[コメント] タイフーン TYPHOON(2005/韓国)
韓国映画史上最大級の「大作」映画。ドラマと男の絵面にノレればツボつきまくりなのだろうけれども、これだけの「大作」でストーリーがわかりやすすぎてアラが目立つと減点も大きい。
お涙頂戴を貫くならば、もっと背景を感じさせればいいのだけれども、直接的に描く割には今ひとつ徹底しない。

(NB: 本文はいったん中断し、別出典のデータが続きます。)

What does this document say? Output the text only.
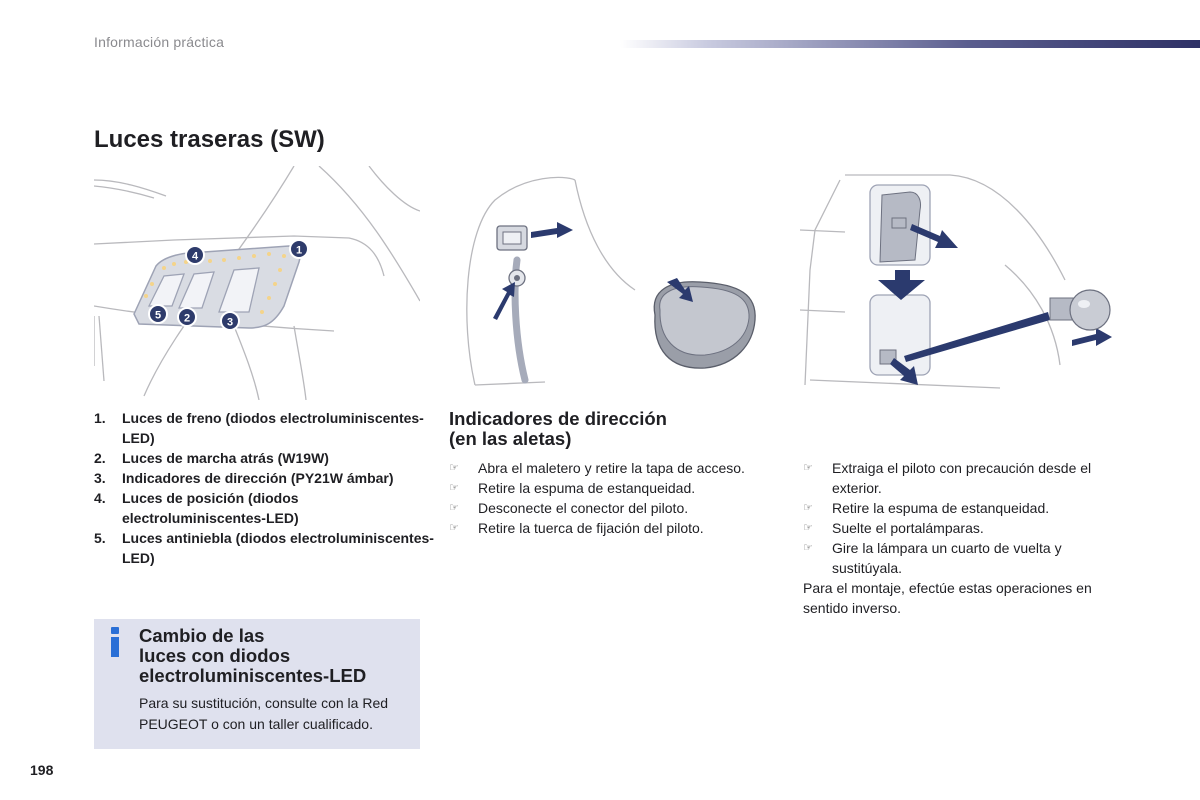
Información práctica
Luces traseras (SW)
1
2	3
4
5
1. Luces de freno (diodos electroluminiscentes-LED)
2. Luces de marcha atrás (W19W)
3. Indicadores de dirección (PY21W ámbar)
4. Luces de posición (diodos electroluminiscentes-LED)
5. Luces antiniebla (diodos electroluminiscentes-LED)
Indicadores de dirección
(en las aletas)
☞ Abra el maletero y retire la tapa de acceso.
☞ Retire la espuma de estanqueidad.
☞ Desconecte el conector del piloto.
☞ Retire la tuerca de fijación del piloto.
☞ Extraiga el piloto con precaución desde el exterior.
☞ Retire la espuma de estanqueidad.
☞ Suelte el portalámparas.
☞ Gire la lámpara un cuarto de vuelta y sustitúyala.

Para el montaje, efectúe estas operaciones en sentido inverso.

Cambio de las
luces con diodos
electroluminiscentes-LED

Para su sustitución, consulte con la Red PEUGEOT o con un taller cualificado.

198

クァク・キョンテクが撮ったことは、韓国でヒットするには良かったのかもしれないが、少なくとも日本向けとは言えない。自伝的な『チング 友へ』ではほどよかった彼の味が、たとえば伝記映画『チャンピオン』では、突き放しているのか感情移入しているのか、不思議なバランスになっていた。これが本作になると、まじめにやってるんだろうが、どこに向かって映画を撮っているのか。韓国市場向けなのか。『ドクターK』もドラマとして焦点が定まりきらず中途半端だった(この作品についてはそいう評価で定まっているように思えるし)。小品のドラマ『オクスタン』くらいの映画が一番彼に合ってるんじゃないか。『トンケの蒼い空』あたりが、傑作でまではなかったものの、ほどほどの佳作だったことを考えると、大作は、もうよそうよと言いたくもなる。